La inquietud por lo que va a ser de nuestra vida es algo que nos hermana a todos. Sin embargo, por experiencia sabemos que aunque se hagan cábalas respecto al futuro no podemos aventurar nada. Ignoramos si se llegarán a cumplir las expectativas que forjamos, si se gozará de salud para realizarlas, si alguno de nuestros allegados se verá sumido en un sobresalto, o se producirán otros contratiempos que no se pueden prever de ninguna manera y en los que nos vamos a ver implicados.
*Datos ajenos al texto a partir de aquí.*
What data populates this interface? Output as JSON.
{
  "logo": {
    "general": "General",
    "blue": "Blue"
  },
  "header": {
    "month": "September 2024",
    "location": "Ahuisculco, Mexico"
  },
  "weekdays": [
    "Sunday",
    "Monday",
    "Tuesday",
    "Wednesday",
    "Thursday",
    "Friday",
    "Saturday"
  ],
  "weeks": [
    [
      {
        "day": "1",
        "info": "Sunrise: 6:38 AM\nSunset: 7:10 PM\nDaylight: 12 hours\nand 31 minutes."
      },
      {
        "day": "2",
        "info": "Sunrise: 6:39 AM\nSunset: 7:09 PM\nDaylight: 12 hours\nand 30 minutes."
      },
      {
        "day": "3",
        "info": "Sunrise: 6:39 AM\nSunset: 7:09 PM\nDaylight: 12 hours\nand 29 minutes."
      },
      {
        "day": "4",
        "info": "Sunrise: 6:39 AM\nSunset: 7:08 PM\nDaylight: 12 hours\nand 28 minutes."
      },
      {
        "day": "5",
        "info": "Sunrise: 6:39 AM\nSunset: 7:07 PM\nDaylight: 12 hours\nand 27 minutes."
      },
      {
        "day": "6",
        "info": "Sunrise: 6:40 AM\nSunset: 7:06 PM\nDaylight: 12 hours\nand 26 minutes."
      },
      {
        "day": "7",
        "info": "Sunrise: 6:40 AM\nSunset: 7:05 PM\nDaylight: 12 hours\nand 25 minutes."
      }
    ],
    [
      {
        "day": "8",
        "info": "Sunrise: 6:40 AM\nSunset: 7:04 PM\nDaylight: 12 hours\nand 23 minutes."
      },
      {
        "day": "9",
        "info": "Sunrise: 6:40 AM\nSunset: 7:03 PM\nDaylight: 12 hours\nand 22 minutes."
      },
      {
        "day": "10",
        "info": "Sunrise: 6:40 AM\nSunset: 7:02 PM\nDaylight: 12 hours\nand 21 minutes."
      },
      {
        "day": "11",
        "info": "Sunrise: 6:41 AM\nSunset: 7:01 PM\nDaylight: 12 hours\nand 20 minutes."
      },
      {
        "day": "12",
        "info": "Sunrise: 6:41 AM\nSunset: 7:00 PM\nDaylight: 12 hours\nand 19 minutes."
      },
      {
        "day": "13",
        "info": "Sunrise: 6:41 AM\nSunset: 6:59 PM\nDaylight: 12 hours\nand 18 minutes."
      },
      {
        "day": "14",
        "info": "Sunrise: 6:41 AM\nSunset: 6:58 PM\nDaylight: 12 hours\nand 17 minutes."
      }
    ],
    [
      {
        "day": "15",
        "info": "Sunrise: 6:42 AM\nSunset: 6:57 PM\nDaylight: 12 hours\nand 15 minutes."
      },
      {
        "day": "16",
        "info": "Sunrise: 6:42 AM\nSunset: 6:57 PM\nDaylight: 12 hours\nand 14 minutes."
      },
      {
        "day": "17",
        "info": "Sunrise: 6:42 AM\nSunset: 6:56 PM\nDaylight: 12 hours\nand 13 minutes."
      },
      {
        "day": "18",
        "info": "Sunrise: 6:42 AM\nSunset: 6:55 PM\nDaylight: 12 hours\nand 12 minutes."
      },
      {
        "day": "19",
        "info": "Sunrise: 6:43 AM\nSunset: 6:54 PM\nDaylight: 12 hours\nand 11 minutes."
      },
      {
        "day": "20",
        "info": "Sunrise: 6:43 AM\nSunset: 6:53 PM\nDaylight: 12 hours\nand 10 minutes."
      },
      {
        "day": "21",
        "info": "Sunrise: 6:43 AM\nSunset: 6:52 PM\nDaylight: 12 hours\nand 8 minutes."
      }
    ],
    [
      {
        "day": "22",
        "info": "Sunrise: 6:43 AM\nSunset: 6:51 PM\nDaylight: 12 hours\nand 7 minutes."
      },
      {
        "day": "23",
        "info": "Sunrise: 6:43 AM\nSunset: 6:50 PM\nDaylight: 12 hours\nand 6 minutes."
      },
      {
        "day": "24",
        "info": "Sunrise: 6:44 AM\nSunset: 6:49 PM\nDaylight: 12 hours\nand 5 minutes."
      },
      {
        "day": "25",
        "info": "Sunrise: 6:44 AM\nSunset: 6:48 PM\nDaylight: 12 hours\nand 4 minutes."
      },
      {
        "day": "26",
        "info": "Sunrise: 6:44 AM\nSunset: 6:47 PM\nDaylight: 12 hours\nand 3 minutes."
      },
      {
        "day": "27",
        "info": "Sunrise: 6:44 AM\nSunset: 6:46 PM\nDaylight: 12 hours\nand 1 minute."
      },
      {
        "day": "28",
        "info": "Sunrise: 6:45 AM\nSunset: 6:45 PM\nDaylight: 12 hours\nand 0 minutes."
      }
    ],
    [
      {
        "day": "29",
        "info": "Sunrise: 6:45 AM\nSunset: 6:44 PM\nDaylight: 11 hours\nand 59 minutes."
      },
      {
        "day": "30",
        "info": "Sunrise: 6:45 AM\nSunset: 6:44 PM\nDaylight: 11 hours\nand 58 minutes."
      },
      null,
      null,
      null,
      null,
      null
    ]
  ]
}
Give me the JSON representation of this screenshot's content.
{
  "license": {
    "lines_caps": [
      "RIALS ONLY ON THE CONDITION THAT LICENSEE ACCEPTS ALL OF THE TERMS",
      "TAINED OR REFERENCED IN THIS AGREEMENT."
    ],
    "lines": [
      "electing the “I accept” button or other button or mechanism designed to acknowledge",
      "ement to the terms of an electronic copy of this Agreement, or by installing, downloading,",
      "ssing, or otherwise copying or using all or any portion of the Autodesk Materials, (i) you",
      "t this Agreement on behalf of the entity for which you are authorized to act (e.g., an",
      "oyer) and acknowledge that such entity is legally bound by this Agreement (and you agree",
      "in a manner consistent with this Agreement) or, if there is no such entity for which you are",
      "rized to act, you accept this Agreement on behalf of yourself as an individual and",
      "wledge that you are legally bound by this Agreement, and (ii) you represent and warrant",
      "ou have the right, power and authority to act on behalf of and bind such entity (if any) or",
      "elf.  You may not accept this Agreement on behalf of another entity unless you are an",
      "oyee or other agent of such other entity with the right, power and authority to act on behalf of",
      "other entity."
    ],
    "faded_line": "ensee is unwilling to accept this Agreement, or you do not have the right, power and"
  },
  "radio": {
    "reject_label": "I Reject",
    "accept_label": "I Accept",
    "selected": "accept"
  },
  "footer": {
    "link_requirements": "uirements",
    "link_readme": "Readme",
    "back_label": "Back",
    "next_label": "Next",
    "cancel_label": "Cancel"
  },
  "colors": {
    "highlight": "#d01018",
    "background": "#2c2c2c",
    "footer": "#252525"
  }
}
Esas contingencias nos obligan a reconocer cuán grande es nuestra fragilidad y cuánto precisamos unos de otros, amén de la necesidad de contar siempre, y en primer lugar, con Dios que todo lo sabe.
La urgencia y las prisas por llegar no se sabe dónde, en tantas ocasiones, están tan presentes en nuestro día a día que no hay que hacer esfuerzo alguno para reconocerlas. De hecho, apenas hemos estrenado el mes de enero del presente 2024 y ya, apagadas las luces, cumplidas las felicitaciones y celebradas las Navidades, quienes hayan podido hacerlo, las carreras a los distintos comercios para hacerse con las rebajas han inaugurado la agenda de muchas personas. Es una escena repetida año tras año desde hace décadas. Una costumbre que a algunos les cuesta abandonar. Se ha convertido en un hábito tan encarnado que lleva al endeudamiento a familias enteras. Quienes se dejan atrapar por esta euforia anual que desata emociones seguramente desconocen que el sacrificio, la abnegación y el ahorro son infinitamente más satisfactorios y fructíferos que pelearse por llegar los primeros a gastarse el mucho o poco patrimonio que se posea. Algo que únicamente sirve a la mayoría para seguir amontonando trastos, o acumular prendas que no llegarán a usarse, dándose caprichos en un mundo cada vez más empobrecido e insolidario, un mundo egoísta. El papa Francisco antes de la celebración de la Navidad se había anticipado a lo que preveía iba a pasar recomendando que no se confunda «la fiesta con el consumismo». Pero, por desgracia, no sólo se ha consumido irracionalmente, sino que la cuesta de enero ha exigido su propio diezmo a quienes no saben o no quieren poner freno al derroche.
Cualquier conducta que persiga el propio disfrute crea ansiedad; tan sólo con pensar que cabe la posibilidad de no obtener lo deseado ya hay quien sufre. Es más, se padece hasta con lo que nunca llegará a suceder. La imaginación es libre y hallándose agitada puede llegar a enredarse en cualquier cosa. La tentación comienza por cosas sencillas y cercanas. Todo lo que nos parece alcanzable y hasta merecido tiene su precio cuando se rompen los límites razonables y se ofrece lo que haga falta por obtenerlo. Muchas patologías tienen su origen en el afán por aparentar, o suspirar por hallarse en un estatus económico social que están lejos de alcanzarse fácilmente.
Cristo, el Pedagogo por antonomasia, que conocía como nadie el alma humana, hizo notar que «cada día tiene su afán»; señaló qué conviene atesorar y desde luego no son las riquezas que corroe la polilla. Pero yendo más lejos dejó trazadas las líneas maestras de la confianza en la divina Providencia. Nos hizo recordar que nuestro Padre del cielo, que tiene contados cada uno de nuestros cabellos, no permitirá que nos falte lo esencial: el alimento y el vestido. Y lo hizo con la bellísima lección de las aves del cielo y los lirios del campo. Una poética visión de lo que significa abandonarse en brazos del Padre que todo lo puede. No hay que temer, sino echar fuera el desequilibrio que produce la desazón. Recordar lo que se halla implícito en esos lirios del campo es, por decirlo así, la parábola del sosiego. Porque en ella se advierte que los lirios «ni trabajan ni hilan. Y os digo que ni Salomón, en todo su fasto, estaba vestido como uno de ellos. Pues, si a la hierba, que hoy está en el campo y mañana se quema en el horno, Dios la viste así, ¿no hará mucho más por vosotros, gente de poca fe? No andéis agobiados, pensando qué vais a comer, o qué vais a beber, o con qué os vais a vestir. Los gentiles se afanan por esas cosas. Ya sabe vuestro Padre del cielo que tenéis necesidad de todo eso» (Mt, 6, 28-30).